A Ponzi scheme is a fraudulent investment operation that pays returns to investors from their own money or money paid by subsequent investors rather than from any actual profit earned. The Ponzi scheme usually offers returns that other investments cannot guarantee in order to entice new investors, in the form of short-term returns that are either abnormally high or unusually consistent. The perpetuation of the returns that a Ponzi scheme advertises and pays requires an ever-increasing flow of money from new and existing investors in order to keep the scheme going.
The scheme is named after Charles Ponzi, who became notorious for using the technique after emigrating from Italy to the United States in 1903. Ponzi did not invent the scheme (Charles Dickens’ 1857 novel Little Dorrit described such a scheme decades before Ponzi was born, for example), but his operation took in so much money that it was the first to become known throughout the United States. His original scheme was in theory based on arbitraging international reply coupons for postage stamps, but soon diverted investors’ money to support payments to earlier investors and Ponzi’s personal wealth.
The names Ponzi – and now Madoff – will forever be remembered by the countless number of victims who trusted and then were left financially destroyed. The Madoff case prompted the Internal Revenue into tightening up some previously vague language concerning the disposition of Ponzi scheme losses.
In general, losses from investments are treated as capital losses which are offset by capital gains plus $3,000 annually. Losses from a theft under IRC Section 135 are typically categorized as a “personal casualty and theft loss” and are treated as itemized deductions less ten percent of the taxpayer’s adjusted income and one hundred dollars.
The Internal Revenue Service permits a Ponzi scheme victim to claim a net operating loss that can be carried back or forward to generate a refund of taxes previously paid. The deduction is claimed in the year the taxpayer discovered or became aware of the fraud. The taxpayer’s basis for the losses includes previously reported income less distributions.

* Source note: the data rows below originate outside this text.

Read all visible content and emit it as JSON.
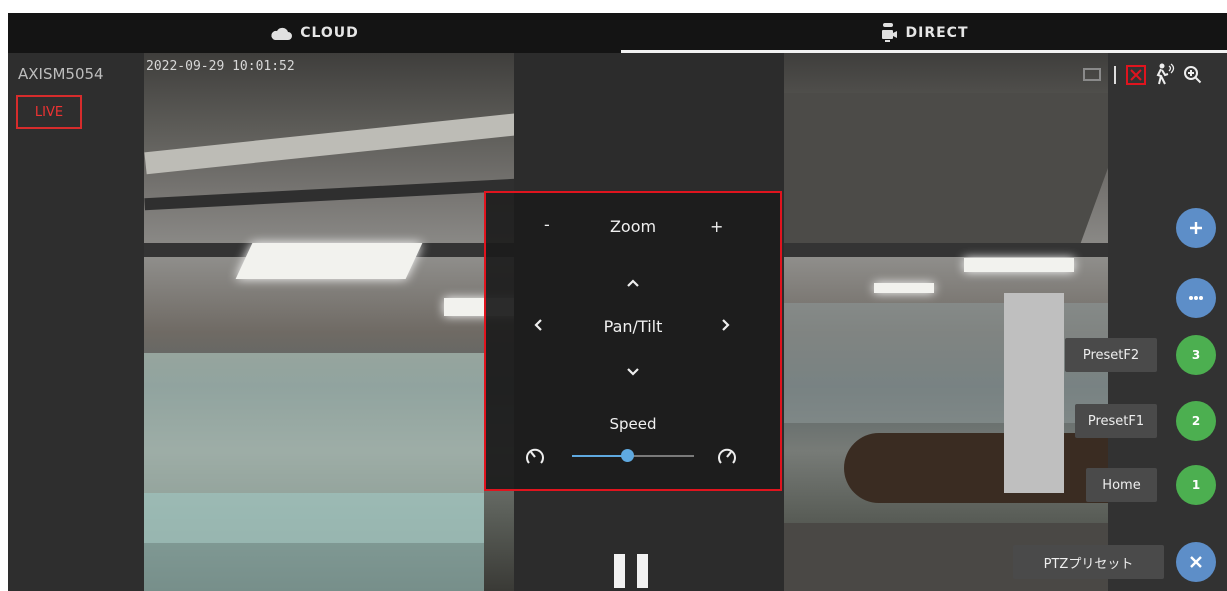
{
  "tabs": {
    "cloud": {
      "label": "CLOUD",
      "icon": "cloud-icon"
    },
    "direct": {
      "label": "DIRECT",
      "icon": "camera-icon",
      "active": true
    }
  },
  "camera": {
    "name": "AXISM5054",
    "live_label": "LIVE",
    "timestamp": "2022-09-29 10:01:52"
  },
  "toolbar": {
    "icons": [
      "screen-icon",
      "fullscreen-icon",
      "motion-detect-icon",
      "zoom-in-icon"
    ],
    "active_color": "#e0141e"
  },
  "ptz": {
    "zoom_minus": "-",
    "zoom_label": "Zoom",
    "zoom_plus": "+",
    "pan_tilt_label": "Pan/Tilt",
    "speed_label": "Speed",
    "speed_value": 0.45,
    "highlight_color": "#e0141e",
    "accent_color": "#5fa9e0"
  },
  "presets": {
    "items": [
      {
        "label": "PresetF2",
        "number": "3"
      },
      {
        "label": "PresetF1",
        "number": "2"
      },
      {
        "label": "Home",
        "number": "1"
      }
    ],
    "menu_label": "PTZプリセット",
    "green": "#4caf50",
    "blue": "#5d8ec8"
  }
}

Charles Ponzi was released after three and a half years in prison. He was deported to his homeland, Italy, as he hadn’t ever become an American citizen. His charismatic confidence had faded, and when he left the prison gates, he was met by an angry crowd. He told reporters before he left:
“I went looking for trouble, and I found it.”
Bernie Madoff is now in jail after entering his guilty plea. He faces spending the rest of his life in prison, and up to $170 billion in restitution.